Art in America, Feb, 2004 by Janet Koplos

This piece was like a warm-up for a work of the same year with which Poshyananda closed the show. Alm (the label notes that the title plays on the similar sounds of alm and om) consists of 15 black pots with rounded bases, lined with varying amounts and configurations of gold leaf. Each has two, three or four grips around the rim; these are actually gobs of clay squeezed in a hand, in other words, solidifications of the void within a fist. The shape conveys a quality of tension and at the same time suggests the identifying mature of a palm print. The forms also vaguely recall skulls, (5) while the wide, open bowls, with their inner glow, convey an entirely different headlike volume.

The bowls are arranged in a triangle on a triangular wooden platform: at the end pointing toward the center of the room, one bowl has no grips and is fully lined with gold that wraps over the lip, as if it's full or as if it has reached nirvana. The darkness of the exteriors certainly seems grave, while the gold on the interior of a bowl meant to collect alms provokes questions of the nature of riches. Boonma presents the form itself as philosophical, in an exhibition that reaches across cultural boundaries to share meaning and to maintain hope.

"Montien Boonma: Temple of the Mind," organized by the Asia Society, New York, and curated by Apinan Poshyananda, debuted at the Asia Society [Feb. 4-May 11, 2003] and travels to the Asian Art Museum, San Francisco [Feb. 27-May 23, 2004], the National Gallery of Australia, Canberra [July 16-Sept. 5] and the National Gallery of Art, Bangkok [2004-2005]. It is accompanied by a 152-page catalogue.

(1.) "Buddhist teachings speak as reverently of nature as they do of the Buddha; in Buddhism, mindful living cultivates a fundamentally ecological awareness of the fragility and interdependence of human beings and nature," Apinan Poshyananda, "Montien Boonma: Paths of Suffering (dukkha)" in Montien Boonma: Temple of the Mind, New York, Asia Society, 2003, p. 15.
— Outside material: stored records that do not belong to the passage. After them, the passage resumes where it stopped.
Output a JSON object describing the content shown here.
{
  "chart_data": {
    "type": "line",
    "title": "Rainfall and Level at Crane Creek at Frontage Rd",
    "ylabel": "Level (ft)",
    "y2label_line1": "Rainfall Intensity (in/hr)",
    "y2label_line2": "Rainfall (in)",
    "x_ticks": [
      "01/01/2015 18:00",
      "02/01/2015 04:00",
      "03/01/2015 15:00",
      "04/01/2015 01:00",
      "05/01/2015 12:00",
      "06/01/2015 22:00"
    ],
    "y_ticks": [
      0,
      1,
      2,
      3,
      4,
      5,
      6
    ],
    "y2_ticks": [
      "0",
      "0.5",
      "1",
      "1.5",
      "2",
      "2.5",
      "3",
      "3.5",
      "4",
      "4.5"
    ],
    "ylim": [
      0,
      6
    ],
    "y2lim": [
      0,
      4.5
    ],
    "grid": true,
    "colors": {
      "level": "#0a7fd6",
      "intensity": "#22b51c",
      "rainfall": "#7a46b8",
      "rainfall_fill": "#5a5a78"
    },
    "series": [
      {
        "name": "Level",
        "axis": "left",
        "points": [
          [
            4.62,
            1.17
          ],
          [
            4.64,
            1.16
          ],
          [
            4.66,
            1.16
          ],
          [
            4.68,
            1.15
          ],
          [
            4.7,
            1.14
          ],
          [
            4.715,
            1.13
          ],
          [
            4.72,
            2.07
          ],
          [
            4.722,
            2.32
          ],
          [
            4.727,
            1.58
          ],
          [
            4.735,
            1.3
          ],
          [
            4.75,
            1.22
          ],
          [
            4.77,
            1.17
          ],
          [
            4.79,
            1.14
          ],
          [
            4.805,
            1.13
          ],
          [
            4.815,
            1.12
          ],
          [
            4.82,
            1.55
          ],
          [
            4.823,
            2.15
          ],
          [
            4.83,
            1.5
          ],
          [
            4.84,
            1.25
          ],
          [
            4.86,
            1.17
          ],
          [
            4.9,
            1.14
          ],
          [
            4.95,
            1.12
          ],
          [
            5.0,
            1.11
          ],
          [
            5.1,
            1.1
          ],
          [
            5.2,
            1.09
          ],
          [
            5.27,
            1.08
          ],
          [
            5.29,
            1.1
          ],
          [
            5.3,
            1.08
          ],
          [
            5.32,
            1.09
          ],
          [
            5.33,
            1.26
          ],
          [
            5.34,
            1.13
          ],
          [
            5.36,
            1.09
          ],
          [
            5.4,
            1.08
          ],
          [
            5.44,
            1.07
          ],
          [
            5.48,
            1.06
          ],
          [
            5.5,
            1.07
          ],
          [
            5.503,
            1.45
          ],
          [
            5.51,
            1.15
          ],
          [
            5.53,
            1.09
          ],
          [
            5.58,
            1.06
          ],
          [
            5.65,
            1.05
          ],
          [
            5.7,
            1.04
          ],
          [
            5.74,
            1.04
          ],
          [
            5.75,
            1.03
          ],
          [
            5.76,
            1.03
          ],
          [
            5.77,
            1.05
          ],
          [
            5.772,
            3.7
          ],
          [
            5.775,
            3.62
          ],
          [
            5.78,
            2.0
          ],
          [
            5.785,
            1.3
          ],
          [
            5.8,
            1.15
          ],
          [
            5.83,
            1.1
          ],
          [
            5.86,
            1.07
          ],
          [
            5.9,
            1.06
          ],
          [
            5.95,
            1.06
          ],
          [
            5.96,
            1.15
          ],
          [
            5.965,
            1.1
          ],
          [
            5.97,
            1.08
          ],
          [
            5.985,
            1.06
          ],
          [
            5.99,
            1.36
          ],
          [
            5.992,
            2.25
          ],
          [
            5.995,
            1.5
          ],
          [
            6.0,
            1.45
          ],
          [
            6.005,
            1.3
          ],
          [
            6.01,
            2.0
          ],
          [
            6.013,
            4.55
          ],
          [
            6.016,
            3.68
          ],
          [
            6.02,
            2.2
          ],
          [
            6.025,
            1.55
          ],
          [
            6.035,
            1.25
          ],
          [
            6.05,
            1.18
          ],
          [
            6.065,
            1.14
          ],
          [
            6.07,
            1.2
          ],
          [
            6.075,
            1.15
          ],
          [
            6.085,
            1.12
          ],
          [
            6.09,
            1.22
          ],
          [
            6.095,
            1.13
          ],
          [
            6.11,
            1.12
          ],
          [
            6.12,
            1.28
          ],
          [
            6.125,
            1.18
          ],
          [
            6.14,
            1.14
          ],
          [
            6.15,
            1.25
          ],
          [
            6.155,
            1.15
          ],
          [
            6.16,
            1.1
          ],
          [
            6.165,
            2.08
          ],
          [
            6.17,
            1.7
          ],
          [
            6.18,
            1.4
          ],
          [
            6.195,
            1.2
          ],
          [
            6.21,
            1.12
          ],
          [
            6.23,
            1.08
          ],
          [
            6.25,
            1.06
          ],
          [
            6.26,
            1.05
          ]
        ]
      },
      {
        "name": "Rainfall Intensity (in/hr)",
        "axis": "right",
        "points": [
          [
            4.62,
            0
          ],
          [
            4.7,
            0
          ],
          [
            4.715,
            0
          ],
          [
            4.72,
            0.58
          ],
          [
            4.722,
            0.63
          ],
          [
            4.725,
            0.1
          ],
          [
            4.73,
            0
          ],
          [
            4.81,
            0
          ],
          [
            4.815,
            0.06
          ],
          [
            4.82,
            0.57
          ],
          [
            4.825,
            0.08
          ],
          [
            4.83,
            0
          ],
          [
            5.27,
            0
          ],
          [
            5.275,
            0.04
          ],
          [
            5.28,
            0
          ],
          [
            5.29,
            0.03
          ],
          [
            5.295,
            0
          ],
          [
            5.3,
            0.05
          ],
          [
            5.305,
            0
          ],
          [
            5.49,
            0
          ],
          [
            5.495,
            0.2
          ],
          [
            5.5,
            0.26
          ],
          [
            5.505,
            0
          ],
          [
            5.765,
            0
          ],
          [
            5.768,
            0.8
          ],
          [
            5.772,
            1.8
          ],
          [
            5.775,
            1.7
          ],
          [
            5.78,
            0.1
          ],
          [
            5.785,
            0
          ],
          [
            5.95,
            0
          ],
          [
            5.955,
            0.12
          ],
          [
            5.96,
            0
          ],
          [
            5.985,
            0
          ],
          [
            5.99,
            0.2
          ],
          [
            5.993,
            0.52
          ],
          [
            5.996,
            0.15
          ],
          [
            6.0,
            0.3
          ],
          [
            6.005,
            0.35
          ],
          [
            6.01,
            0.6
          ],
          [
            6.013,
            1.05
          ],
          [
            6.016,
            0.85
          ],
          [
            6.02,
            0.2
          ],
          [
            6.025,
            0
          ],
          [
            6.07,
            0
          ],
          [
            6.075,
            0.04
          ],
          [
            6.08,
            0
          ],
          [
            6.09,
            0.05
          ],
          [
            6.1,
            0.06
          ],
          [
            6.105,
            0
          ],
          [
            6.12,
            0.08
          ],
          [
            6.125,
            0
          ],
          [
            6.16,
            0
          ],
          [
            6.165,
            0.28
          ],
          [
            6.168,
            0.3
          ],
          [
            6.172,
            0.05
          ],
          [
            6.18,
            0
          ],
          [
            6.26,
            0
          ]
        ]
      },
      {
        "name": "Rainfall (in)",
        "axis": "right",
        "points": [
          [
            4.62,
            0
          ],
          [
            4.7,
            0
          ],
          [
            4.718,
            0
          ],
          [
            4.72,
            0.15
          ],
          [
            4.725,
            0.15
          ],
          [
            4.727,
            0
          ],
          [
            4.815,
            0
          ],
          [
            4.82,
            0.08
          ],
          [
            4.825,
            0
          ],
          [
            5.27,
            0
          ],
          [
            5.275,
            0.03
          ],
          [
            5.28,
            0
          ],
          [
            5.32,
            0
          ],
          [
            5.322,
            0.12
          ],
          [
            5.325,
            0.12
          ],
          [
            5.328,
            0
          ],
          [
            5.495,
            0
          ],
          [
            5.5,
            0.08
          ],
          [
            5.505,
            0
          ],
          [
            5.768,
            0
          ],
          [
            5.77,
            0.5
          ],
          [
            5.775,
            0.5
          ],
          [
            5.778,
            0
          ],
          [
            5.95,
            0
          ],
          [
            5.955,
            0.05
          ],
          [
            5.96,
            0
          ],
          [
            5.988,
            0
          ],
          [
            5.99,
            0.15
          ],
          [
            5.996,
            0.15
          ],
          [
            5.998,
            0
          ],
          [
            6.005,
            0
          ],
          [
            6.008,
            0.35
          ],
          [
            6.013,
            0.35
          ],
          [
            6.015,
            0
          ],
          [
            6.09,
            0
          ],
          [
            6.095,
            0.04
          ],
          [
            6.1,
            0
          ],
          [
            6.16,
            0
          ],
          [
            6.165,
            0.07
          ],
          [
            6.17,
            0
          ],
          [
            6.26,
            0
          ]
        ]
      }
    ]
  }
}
(2.) While symbolic fragrance is not frequently a part of contemporary art, other artists working with aroma include Cai Guo-Qiang, Chen Zhen, Wolfgang Laib and Ernesto Neto.

(3.) Poshyananda, p. 22.

(4.) Poshyananda, p. 20.

(5.) The exhibition included drawings depicting skeleton arms, hands or heads, while other works employed the pregnant symbolism of the question mark.